2019-08-03 View on smbc-comics.com → 1 revision
preference
Votey panel for preference
This explanation is incomplete or may contain errors. It was generated by AI and has not yet been reviewed by a human editor.

Explanation

The Joke

The comic features a character who has created a new piece of software that tells him what he wants. He explains that it works by looking at his previous actions, then determining what his preferences are, so that when presented with a new situation it tells him the correct behavior. His friend objects, saying "That's not how preference works," but the creator dismisses him. The software is then labeled as "Bayesian inference applied to preferences, you dunce."
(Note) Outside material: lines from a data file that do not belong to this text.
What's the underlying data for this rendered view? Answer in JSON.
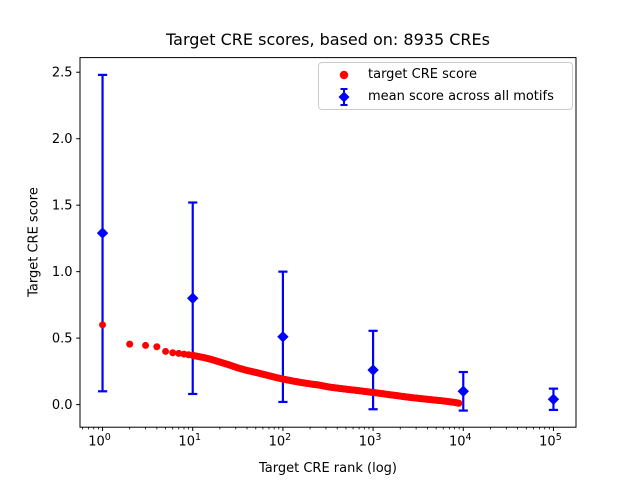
{
  "chart_data": {
    "type": "scatter",
    "title": "Target CRE scores, based on: 8935 CREs",
    "xlabel": "Target CRE rank (log)",
    "ylabel": "Target CRE score",
    "x_scale": "log",
    "grid": false,
    "xlim_log10": [
      -0.25,
      5.25
    ],
    "ylim": [
      -0.17,
      2.61
    ],
    "x_tick_base": "10",
    "x_tick_exponents": [
      "0",
      "1",
      "2",
      "3",
      "4",
      "5"
    ],
    "x_tick_labels": [
      "10⁰",
      "10¹",
      "10²",
      "10³",
      "10⁴",
      "10⁵"
    ],
    "y_ticks": [
      0.0,
      0.5,
      1.0,
      1.5,
      2.0,
      2.5
    ],
    "y_tick_labels": [
      "0.0",
      "0.5",
      "1.0",
      "1.5",
      "2.0",
      "2.5"
    ],
    "legend_position": "upper right",
    "axis_color": "#000000",
    "series": [
      {
        "name": "target CRE score",
        "type": "scatter",
        "marker": "circle",
        "color": "#ff0000",
        "n_points": 8935,
        "rank_range": [
          1,
          8935
        ],
        "anchors": [
          [
            1,
            0.6
          ],
          [
            2,
            0.455
          ],
          [
            3,
            0.445
          ],
          [
            4,
            0.435
          ],
          [
            5,
            0.4
          ],
          [
            6,
            0.39
          ],
          [
            7,
            0.385
          ],
          [
            8,
            0.38
          ],
          [
            9,
            0.375
          ],
          [
            10,
            0.37
          ],
          [
            13,
            0.355
          ],
          [
            16,
            0.34
          ],
          [
            20,
            0.32
          ],
          [
            25,
            0.3
          ],
          [
            32,
            0.275
          ],
          [
            40,
            0.257
          ],
          [
            50,
            0.242
          ],
          [
            63,
            0.225
          ],
          [
            80,
            0.207
          ],
          [
            100,
            0.192
          ],
          [
            130,
            0.177
          ],
          [
            160,
            0.166
          ],
          [
            200,
            0.156
          ],
          [
            250,
            0.147
          ],
          [
            320,
            0.133
          ],
          [
            400,
            0.124
          ],
          [
            500,
            0.116
          ],
          [
            630,
            0.108
          ],
          [
            800,
            0.099
          ],
          [
            1000,
            0.091
          ],
          [
            1300,
            0.081
          ],
          [
            1600,
            0.073
          ],
          [
            2000,
            0.064
          ],
          [
            2500,
            0.055
          ],
          [
            3200,
            0.047
          ],
          [
            4000,
            0.04
          ],
          [
            5000,
            0.033
          ],
          [
            6300,
            0.026
          ],
          [
            8000,
            0.017
          ],
          [
            8935,
            0.01
          ]
        ]
      },
      {
        "name": "mean score across all motifs",
        "type": "errorbar",
        "marker": "diamond",
        "color": "#0000ff",
        "x": [
          1,
          10,
          100,
          1000,
          10000,
          100000
        ],
        "y": [
          1.29,
          0.8,
          0.51,
          0.26,
          0.1,
          0.04
        ],
        "yerr": [
          1.19,
          0.72,
          0.49,
          0.295,
          0.145,
          0.08
        ]
      }
    ]
  }
}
However, the punchline comes in the final panels. When the software actually produces its output, the result reads: "Result: Feel bad. Say nothing." The creator looks at it and says "You can't..." trailing off in dismay. The software, having accurately analyzed his past behavior patterns, has correctly determined that his actual revealed preference in most situations is to feel bad and say nothing -- a brutally honest assessment that he clearly did not want to hear.

The Humor

The comic satirizes the gap between what people think their preferences are and what their actual behavior reveals. The idea of using Bayesian inference to determine preferences from past actions is a real concept in economics and decision theory ("revealed preferences"), but the joke is that if you honestly applied this to most people, the algorithm would discover that their most consistent behavior pattern is passive suffering and avoidance. The creator built a tool expecting it to optimize his life, only to have it hold up an unflattering mirror. The friend's early objection that "that's not how preference works" adds another layer -- perhaps he was trying to warn that you would not like what you find.

References

Bayesian inference is a statistical method that updates the probability of a hypothesis as more evidence becomes available. Revealed preference theory, developed by economist Paul Samuelson, holds that consumers' preferences can be inferred from their purchasing (or behavioral) choices rather than from what they say they prefer.